Florence Given in her renowned book Women Don’t Owe You Pretty said, “By having an appearance which confirms with the societal beauty standards has helped me see how my own prettiness has enabled me opportunities, opportunities that women who fall outside of this category have to work harder for. Whether I thought I was attractive or not, for the first time I had to acknowledge the objective fact that I sit high on society’s scale of desirability, by being slim, non-disabled and white. As women we don’t want to admit that we have ‘pretty privilege’ because we have been taught to be unaware of it.”
Beauty, as enamoring as it can be, like a beautiful rose has thorns that make it deadly. Marilyn Monroe, an epitome of magnificent beauty and known as the ‘blond bombshell’, didn’t have the privilege to lay on a bed of roses during her acting days, as she was trapped in ‘dumb blonde’ sexy roles and subjected to sexual exploitation from time to time. The beauty penalty is a kind of vengeance. People have very high expectations of stunning people, so when they fail to adhere to those standards, they are punished considerably more than unattractive people.

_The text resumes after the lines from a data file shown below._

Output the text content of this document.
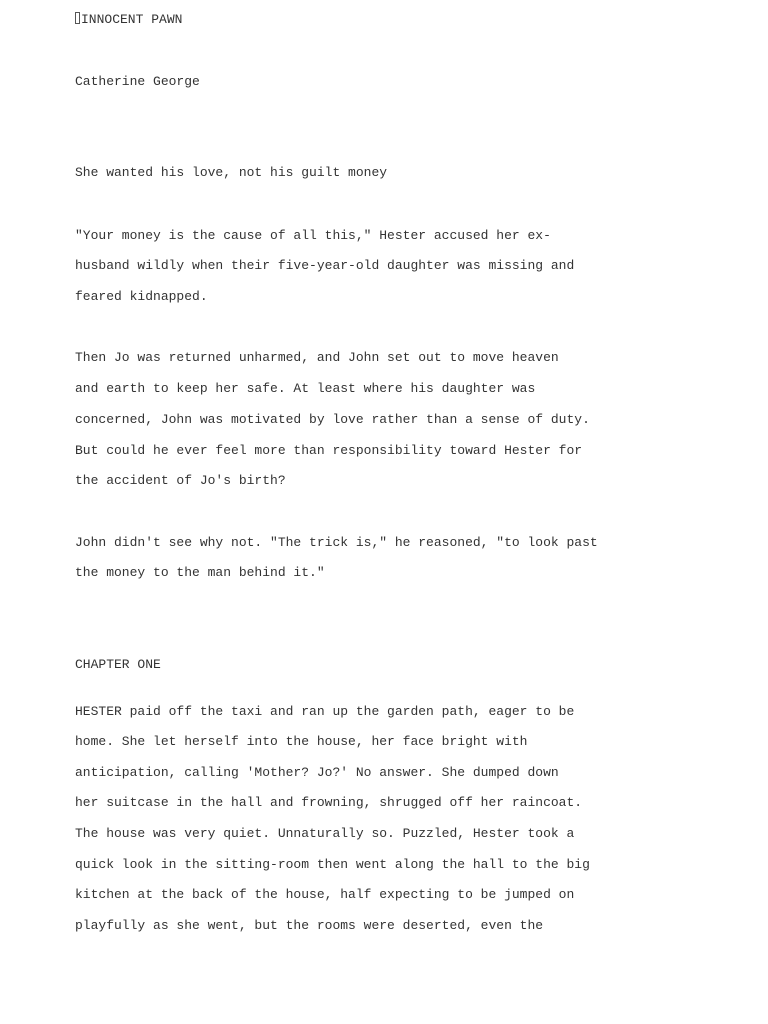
INNOCENT PAWN
Catherine George
She wanted his love, not his guilt money
"Your money is the cause of all this," Hester accused her ex-
husband wildly when their five-year-old daughter was missing and
feared kidnapped.
Then Jo was returned unharmed, and John set out to move heaven
and earth to keep her safe. At least where his daughter was
concerned, John was motivated by love rather than a sense of duty.
But could he ever feel more than responsibility toward Hester for
the accident of Jo's birth?
John didn't see why not. "The trick is," he reasoned, "to look past
the money to the man behind it."
CHAPTER ONE
HESTER paid off the taxi and ran up the garden path, eager to be
home. She let herself into the house, her face bright with
anticipation, calling 'Mother? Jo?' No answer. She dumped down
her suitcase in the hall and frowning, shrugged off her raincoat.
The house was very quiet. Unnaturally so. Puzzled, Hester took a
quick look in the sitting-room then went along the hall to the big
kitchen at the back of the house, half expecting to be jumped on
playfully as she went, but the rooms were deserted, even the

This privilege does not only revolve around women but men too have personally encountered this sense of entitlement in their lives. 21-year-old Cameron Herrin was sentenced to 24 years of imprisonment for vehicular homicide. Consequently, there was a major uproar in social media, demanding the release of Cameron from jail as he was ‘too cute and young’ to be penalized. Dr. Todd Grande of Wilmington University’s College of Social and Behavioral Sciences in Delaware, claims that the case of people supporting Herrin may be because of attractiveness bias. According to him, there exists a general bias towards individuals, whom people find attractive and as a result, they escape consequences more often than those who are not, and they are sometimes given more opportunities.
It is high time that people start changing their perspective on beauty and begin looking at it more holistically. Dostoevsky said, “Beauty will save the world,” because beauty is not merely an aesthetically pleasing stimulus, but something that encapsulates goodness and truth. The moment we are able to see the truth and goodness in every person, only then we would be able to treat each other the way they are supposed to be treated, like humans and not as objects.